I’m in the market for a diesel SUV. I love the Subaru Forester and Outback Premium variants but read how the diesel needs long frequent runs to clean the 'particulate filter’ – I haven’t heard of this since the 70's!
As a past Subaru owner I like the torque and wet weather capability of diesel auto so I am having trouble choosing between one of those and the Hyundai Santa Fe Elite or Kia Sorento. The Outback has rear cooling and very importantly lumber support [I’m 79 years old] but the Subaru servicing/cost is a joke.
I drive around 10,000kms a year, but now intend to do more touring. I have been doing the research but have confused myself.
Hi Doug, let's kick off with the diesel particulate filter issue, which is very real. The particulate filter is self-cleaning and burns off the harmful particulates once it gets hot, which is usually after about 20 minutes of driving above about 50km/h. So if most of your driving is short trips near home the diesel isn't for you. That said, a warning on the dash will instruct you to drive further.

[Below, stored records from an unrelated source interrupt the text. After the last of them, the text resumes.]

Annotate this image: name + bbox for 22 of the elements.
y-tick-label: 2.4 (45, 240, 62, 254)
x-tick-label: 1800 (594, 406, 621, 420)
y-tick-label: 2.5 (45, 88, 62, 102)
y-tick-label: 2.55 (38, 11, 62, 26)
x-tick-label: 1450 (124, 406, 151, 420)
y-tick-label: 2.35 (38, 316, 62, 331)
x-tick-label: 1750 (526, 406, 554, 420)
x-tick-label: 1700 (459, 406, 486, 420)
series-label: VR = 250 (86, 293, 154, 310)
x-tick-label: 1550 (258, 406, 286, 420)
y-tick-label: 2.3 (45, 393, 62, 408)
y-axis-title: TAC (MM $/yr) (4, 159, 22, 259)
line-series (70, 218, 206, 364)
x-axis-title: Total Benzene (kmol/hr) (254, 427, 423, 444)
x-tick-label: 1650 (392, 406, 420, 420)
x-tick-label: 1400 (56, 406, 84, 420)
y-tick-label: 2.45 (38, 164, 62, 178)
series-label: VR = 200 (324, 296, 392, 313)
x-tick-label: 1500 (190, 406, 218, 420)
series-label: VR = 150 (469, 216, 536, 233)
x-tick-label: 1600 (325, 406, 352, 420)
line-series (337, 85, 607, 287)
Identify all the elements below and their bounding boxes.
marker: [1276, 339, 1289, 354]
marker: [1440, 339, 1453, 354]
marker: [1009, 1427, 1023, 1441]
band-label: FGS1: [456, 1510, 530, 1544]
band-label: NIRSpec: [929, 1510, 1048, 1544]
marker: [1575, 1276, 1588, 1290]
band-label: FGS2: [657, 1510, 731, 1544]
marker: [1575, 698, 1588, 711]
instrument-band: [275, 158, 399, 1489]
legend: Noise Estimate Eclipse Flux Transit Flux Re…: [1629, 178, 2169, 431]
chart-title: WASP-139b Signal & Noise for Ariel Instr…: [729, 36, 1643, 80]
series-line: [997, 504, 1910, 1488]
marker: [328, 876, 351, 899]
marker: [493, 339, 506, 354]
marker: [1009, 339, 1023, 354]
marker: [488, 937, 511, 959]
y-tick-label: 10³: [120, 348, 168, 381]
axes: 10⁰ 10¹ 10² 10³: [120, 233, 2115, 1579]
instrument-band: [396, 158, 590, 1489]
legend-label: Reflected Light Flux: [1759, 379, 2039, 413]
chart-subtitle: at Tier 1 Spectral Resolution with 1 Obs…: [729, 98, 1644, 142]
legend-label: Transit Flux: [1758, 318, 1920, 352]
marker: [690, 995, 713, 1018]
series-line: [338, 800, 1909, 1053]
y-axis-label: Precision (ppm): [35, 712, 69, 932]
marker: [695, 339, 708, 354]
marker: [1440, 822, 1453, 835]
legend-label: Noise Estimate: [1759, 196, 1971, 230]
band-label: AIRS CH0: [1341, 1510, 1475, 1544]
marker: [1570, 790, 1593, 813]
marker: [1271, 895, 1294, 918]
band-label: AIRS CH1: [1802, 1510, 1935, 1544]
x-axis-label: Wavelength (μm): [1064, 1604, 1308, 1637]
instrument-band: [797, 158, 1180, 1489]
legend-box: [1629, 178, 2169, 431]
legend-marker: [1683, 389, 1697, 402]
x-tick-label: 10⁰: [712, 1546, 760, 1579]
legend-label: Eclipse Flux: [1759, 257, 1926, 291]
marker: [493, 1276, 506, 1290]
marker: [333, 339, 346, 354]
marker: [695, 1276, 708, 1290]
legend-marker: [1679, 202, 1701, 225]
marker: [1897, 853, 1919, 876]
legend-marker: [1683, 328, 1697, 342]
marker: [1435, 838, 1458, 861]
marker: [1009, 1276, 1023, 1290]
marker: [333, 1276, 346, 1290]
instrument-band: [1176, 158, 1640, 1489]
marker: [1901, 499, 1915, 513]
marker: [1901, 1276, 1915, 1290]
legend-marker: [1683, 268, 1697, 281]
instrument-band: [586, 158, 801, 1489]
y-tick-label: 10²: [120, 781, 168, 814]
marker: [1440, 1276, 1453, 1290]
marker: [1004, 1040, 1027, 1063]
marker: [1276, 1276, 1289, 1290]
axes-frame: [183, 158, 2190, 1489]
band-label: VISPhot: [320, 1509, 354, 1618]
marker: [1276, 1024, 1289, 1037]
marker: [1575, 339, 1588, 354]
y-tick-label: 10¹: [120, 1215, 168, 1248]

That said it's no more of an issue in the Subaru than it is with other diesel SUVs and the 2.2-litre four cylinder turbo diesels in the Santa Fe and Sorento also has a particulate filter.
As for the cars themselves, the Outback is a fine choice. It's sensibly sized for those who don't need seven seats, with plenty of room for five and a sizeable boot. It's also very comfortable, with suspension that is supple and refined. And the Outback is one of the better driving crossover off-roaders, with decent cornering manners and reasonable performance.
Don't limit yourself to the diesel, though, because the 2.5-litre four-cylinder petrol engine also works nicely in the Subaru. And for the kilometres you're travelling it might be worth saving some money on the car up front and spending a little more on fuel, all without having to worry about the particulate filter.
Turning to the Santa Fe and Sorento and there's plenty to love with each. The diesel engine is hearty and the road manners good, with the Kia slightly ahead. As you've noticed, the prices of the top of the range models are getting up there, although you do get loads of features, including side blinds and even heated rear seats.
If you don't need the three rows of seats we'd be heading towards the Subaru for its all-round value and excellent packaging.
As for the cost of servicing the Outback, we agree it’s higher than many rivals. Another negative is the service intervals, which are six months in an era when most cars are 12 months or more.
Even with all that, we’d still have the Outback at the top of our list, partly because some of that cost is offset with a very competitive asking price for the car itself.